Schauen wir uns die Anlässe in ausgewählten Kommunen an:

Bensheim:14. Juli. Anlass ist das Bachgassenfest. Das ist ein traditionelles Fest, das sicherlich auch stattfinden würde, wenn die Geschäfte geschlossen blieben. Also offenbar ein gesetzeskonformer Anlass.

Fürth: Verkaufsoffener Sonntag am 29.September. Anlass ist der Michaelismarkt. Dieser historische Markt dürfte ebenfalls eine „eigenständige Veranstaltung“ sein, die nach dem Gesetz die Sonntagsöffnung rechtfertigt.

Doch wie sieht es bei anderen Anlässen für verkaufsoffene Sonntage aus?

Lorsch: Dort fand am 12. Mai ein verkaufsoffener Sonntag statt. Anlass war der Frühlingsmarkt.
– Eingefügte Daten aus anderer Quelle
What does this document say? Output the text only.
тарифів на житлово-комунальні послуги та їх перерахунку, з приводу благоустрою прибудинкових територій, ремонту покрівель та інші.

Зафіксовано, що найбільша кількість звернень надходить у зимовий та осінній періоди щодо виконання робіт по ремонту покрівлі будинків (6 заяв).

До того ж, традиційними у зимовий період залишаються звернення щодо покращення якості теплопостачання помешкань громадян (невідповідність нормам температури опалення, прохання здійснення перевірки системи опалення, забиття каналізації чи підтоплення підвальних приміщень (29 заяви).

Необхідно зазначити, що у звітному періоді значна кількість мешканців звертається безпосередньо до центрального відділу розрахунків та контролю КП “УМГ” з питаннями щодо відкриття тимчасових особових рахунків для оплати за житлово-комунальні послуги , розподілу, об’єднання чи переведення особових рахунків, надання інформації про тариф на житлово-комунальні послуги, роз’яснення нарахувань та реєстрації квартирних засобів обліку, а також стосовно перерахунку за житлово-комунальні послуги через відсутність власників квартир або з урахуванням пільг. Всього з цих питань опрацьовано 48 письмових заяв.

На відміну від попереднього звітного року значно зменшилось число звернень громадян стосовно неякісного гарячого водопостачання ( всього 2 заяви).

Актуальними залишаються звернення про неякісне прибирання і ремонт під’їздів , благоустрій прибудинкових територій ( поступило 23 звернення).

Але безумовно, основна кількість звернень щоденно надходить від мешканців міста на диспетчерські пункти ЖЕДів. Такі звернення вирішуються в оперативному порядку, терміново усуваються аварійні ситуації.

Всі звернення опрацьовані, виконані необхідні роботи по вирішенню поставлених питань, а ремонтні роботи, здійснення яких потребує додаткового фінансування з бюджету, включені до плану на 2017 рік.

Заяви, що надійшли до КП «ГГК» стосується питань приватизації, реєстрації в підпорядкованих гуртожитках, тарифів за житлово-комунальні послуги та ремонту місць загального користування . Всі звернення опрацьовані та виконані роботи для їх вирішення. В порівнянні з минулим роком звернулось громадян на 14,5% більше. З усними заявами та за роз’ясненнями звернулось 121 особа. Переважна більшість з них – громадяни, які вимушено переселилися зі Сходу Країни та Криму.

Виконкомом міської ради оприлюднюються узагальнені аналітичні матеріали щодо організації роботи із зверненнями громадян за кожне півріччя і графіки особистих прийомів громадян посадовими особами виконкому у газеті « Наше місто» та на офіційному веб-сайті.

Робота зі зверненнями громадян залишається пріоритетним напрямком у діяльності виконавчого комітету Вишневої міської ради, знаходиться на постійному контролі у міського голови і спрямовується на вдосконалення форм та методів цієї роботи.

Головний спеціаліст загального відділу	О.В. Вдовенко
Hätte es den auch ohne Ladenöffnung gegeben? Eine Frage, die (nicht nur) Juristen interessieren könnte.

Bischofsheim (Kreis Groß Gerau): Dort werden am Sonntag, den 2. Juni die Geschäfte offen haben. Anlass ist laut Übersicht der IHK: „Fit für den Sommer“. Werden die Bischofsheimer auch ohne Sonntagskommerz „fit“ oder handelt es sich um ein „Begleitprogramm“ bzw. eine vorgeschobene Begründung, um es sonntags - wie die IHK schreibt – „rund“ gehen zu lassen?

Lampertheim: Verkaufsoffene Sonntag ist am 9. Juni. Der Anlass: das Spargelfest. Auch hier die entscheidende Frage: Würde das Spargelfest auch ohne geöffnete Geschäfte gefeiert oder wurde nur ein Spargelfest ausgerufen, damit es auch in Lampertheim heißt  – um erneut die IHK zu zitieren: „Da ist was los!“?

Für Sonntagsschützer/innen lohnt es sich, genau hinzuschauen. Was ist ein tatsächlicher Anlass? Welcher Anlass ist frei erfunden und nur vorgeschoben?

Geschäftsöffnungen werden zeitlich immer weiter hinausgeschoben. Diese Tendenz ist nicht nur sonntags erkennbar. Einige Kommunen - im Kreis Bergstraße ist es vor allem Viernheim - laden verstärkt vor allem an Samstagen zum „Abendshopping“ oder einem so genannten „Einkaufserlebnisabend“ ein. Die Geschäfte haben dann – entgegen der üblichen Praxis - bis 22.00 oder sogar 24.00 Uhr geöffnet. Den Vogel schießt dabei Pfungstadt ab. Dort wird es am 23. Dezember ein „Midnight-Shopping“ geben. Doch in Pfungstadt gehen die Uhren offenbar anders oder sie ticken nicht richtig! Denn die Geschäfte haben am Tag vor Heilig Abend nicht – wie man beim „Midnight-Shopping“ annehmen könnte - bis Mitternacht geöffnet, sondern „nur“ bis 23.00 Uhr. Wir wünschen an dieser Stelle schon mal besinnliche Weihnachten, ein frohes Fest und eine funktionierende Uhr auf dem Gabentisch, damit jede(r) weiß, was die Stunde geschlagen hat!